There is a lot of hot air being blown about, claiming that the rich don't pay taxes. That is completely false.
The top marginal rate in 1960 was 91 percent. However, there were so many tax deductions that the effective rate was much lower at 42 percent.
Compare that to today. The richest 1 percent make an adjusted gross income of about $435,000 or more. My wife and I are in that one percent. For 2018, we are paying an effective rate of 30 percent, even though my marginal rate is 37%.
Compare this to a couple that each earn the national average income, thereby having an AGI of $80,000. Their marginal rate would be 12%, but the taxes paid would be $24,500, making their effective rate 16 percent.
Now compare this to a married couple making just over Florida's minimum wage. Their annual income would be about $35,000 a year, and their marginal rate would be 10 percent, resulting in about $3,800 in taxes. That means their effective rate would be just under 11 percent.

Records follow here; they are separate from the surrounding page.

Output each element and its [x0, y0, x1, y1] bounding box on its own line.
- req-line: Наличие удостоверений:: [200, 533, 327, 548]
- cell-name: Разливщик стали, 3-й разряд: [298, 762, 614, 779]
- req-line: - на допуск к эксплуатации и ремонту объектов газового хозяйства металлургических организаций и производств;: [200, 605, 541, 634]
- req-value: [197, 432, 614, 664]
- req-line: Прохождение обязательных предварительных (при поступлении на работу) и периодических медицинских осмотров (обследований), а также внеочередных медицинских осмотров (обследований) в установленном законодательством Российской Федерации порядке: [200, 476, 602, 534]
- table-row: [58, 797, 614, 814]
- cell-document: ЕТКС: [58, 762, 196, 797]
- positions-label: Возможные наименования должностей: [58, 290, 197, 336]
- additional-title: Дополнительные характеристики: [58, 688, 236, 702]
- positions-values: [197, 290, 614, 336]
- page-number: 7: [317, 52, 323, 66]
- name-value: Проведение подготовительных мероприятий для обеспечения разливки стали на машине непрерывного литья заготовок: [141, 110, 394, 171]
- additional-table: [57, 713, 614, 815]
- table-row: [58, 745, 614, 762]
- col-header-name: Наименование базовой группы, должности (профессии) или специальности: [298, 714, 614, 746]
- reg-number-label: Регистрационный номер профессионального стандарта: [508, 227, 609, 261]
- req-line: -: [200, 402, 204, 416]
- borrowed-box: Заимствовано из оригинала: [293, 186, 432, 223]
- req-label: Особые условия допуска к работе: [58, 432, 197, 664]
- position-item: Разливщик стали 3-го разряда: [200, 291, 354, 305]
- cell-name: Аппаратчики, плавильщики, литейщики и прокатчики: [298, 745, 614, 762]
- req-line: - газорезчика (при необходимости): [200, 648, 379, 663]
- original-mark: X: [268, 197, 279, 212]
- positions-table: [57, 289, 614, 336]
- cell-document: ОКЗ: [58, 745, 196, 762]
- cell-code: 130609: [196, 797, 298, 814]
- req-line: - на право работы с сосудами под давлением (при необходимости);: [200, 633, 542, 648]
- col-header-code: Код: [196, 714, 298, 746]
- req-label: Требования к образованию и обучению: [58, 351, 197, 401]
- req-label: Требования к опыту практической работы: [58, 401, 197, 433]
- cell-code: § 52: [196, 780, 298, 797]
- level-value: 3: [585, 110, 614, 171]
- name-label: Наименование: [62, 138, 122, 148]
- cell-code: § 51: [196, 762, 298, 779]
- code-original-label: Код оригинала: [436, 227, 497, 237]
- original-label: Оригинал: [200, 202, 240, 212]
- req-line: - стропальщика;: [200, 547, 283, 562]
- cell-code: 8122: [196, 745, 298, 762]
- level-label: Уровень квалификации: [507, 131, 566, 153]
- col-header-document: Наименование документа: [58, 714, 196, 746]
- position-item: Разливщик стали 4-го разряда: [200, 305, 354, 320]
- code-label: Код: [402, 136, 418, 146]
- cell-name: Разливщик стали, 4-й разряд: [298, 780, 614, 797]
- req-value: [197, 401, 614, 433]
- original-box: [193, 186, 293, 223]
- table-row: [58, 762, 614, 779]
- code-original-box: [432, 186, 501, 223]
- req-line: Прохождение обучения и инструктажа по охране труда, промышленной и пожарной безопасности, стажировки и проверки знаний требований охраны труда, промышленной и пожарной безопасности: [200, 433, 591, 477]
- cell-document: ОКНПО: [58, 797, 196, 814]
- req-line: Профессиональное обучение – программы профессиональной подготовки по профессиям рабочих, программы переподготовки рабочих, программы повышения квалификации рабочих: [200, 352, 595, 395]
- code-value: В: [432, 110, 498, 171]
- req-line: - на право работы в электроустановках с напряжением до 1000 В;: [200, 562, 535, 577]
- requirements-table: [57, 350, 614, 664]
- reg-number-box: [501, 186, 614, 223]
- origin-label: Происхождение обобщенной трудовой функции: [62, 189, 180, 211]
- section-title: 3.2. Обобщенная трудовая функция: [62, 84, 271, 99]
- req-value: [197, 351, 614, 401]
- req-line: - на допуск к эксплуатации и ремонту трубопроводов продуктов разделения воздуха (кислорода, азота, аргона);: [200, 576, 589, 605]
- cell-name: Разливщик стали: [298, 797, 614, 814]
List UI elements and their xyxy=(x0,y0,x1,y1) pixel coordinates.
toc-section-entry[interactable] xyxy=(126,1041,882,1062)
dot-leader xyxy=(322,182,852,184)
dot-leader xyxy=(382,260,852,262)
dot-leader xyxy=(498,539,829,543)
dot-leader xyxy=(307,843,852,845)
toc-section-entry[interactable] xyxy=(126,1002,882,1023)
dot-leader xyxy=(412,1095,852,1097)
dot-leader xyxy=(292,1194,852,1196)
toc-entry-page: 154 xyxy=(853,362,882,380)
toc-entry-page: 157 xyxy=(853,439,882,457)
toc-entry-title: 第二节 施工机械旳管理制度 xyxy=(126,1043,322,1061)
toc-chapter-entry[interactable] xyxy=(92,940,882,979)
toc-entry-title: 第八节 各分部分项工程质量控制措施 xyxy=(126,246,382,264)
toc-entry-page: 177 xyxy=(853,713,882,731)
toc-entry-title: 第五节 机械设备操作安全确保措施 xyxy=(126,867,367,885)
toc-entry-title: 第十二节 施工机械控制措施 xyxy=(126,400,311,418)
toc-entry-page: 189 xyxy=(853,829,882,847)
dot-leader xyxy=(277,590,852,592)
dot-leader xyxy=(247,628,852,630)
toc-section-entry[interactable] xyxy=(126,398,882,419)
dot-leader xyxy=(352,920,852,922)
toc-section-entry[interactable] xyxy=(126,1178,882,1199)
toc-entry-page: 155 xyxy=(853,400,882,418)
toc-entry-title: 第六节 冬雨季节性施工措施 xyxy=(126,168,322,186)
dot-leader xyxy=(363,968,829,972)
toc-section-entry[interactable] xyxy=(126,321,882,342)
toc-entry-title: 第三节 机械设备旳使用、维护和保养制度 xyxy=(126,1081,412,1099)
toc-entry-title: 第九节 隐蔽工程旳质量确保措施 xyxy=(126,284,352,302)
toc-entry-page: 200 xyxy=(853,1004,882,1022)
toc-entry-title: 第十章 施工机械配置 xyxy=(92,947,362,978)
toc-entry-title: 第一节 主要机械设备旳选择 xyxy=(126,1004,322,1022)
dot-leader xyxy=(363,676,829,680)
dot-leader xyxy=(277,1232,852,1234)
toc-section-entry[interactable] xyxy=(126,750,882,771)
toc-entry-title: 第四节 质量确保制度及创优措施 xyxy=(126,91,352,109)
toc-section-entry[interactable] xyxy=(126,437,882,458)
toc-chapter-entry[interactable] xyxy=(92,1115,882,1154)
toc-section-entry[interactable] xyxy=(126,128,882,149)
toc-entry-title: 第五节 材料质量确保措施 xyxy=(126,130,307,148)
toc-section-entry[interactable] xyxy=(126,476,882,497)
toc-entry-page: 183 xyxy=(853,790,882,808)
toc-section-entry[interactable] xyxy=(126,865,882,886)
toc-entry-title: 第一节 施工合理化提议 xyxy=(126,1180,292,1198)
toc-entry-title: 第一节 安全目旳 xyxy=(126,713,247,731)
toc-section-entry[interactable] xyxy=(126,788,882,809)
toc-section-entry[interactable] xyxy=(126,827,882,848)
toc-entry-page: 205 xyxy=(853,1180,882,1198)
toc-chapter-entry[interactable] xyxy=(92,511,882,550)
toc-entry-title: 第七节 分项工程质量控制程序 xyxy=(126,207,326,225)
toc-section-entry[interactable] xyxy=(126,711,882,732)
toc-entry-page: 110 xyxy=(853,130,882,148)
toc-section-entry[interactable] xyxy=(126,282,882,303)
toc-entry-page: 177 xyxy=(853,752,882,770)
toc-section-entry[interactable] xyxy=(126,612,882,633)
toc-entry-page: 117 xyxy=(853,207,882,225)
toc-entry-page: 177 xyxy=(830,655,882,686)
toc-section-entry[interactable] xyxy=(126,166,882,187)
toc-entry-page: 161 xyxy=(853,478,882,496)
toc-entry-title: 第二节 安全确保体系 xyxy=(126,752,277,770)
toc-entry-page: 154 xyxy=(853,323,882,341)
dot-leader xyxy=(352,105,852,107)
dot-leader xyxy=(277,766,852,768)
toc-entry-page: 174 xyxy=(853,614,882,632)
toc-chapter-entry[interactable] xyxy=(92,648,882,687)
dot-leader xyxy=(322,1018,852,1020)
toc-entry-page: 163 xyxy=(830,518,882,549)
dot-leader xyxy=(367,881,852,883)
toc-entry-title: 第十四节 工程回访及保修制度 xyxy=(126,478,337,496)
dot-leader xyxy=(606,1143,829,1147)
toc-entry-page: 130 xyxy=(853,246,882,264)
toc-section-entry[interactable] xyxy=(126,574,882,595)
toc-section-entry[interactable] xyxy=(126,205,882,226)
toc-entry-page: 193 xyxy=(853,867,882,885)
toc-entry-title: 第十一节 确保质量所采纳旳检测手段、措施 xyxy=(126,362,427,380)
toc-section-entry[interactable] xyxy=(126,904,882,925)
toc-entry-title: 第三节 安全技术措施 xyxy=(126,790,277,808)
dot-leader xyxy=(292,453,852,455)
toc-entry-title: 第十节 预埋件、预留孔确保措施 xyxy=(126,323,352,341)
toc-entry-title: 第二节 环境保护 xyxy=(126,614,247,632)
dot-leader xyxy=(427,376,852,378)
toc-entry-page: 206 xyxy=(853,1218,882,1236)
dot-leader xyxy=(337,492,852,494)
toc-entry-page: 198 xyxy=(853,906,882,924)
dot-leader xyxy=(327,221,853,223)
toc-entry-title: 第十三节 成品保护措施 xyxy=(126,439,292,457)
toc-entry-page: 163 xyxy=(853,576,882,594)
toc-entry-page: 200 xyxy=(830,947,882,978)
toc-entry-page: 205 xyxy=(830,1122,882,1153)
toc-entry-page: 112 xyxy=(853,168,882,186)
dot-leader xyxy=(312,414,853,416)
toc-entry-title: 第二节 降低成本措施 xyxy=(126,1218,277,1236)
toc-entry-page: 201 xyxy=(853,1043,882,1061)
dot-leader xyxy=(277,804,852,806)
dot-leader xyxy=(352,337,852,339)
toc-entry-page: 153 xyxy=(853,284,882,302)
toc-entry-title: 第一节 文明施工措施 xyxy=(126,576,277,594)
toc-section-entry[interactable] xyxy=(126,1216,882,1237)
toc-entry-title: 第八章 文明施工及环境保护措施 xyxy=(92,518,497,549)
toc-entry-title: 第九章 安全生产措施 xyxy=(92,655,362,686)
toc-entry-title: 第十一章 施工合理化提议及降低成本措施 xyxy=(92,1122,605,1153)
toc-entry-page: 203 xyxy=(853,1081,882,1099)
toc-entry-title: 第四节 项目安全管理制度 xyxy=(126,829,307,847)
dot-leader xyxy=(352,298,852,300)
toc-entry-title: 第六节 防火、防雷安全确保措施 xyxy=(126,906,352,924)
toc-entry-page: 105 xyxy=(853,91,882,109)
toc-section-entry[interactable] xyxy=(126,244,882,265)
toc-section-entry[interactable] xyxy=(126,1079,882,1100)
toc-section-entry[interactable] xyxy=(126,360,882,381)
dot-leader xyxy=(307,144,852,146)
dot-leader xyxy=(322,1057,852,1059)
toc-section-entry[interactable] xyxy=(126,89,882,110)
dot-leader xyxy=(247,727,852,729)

I pay a tax rate that is 3 times higher than minimum wage, and in total dollar amount, my wife and I are paying more than 60 times as much.
Don't tell me that we are not paying our fair share.
It's worse than you calculate. The $35,000 a year minimum wage worker has more in benefits than they pay in taxes.
ReplyDeleteIt's the Welfare Cliff. As they work harder, they have less disposable income. Quite the incentive plan. Zero Hedge linked to a derivation that showed "a one-parent family of three making $14,500 a year (minimum wage) has more disposable income than a family making $60,000 a year."
The most insane arguments are that America had a truly great period of growth in the '50s and '60s because the taxes were much higher, not because Europe and Japan were bombed back to the stone age and there was much less competition.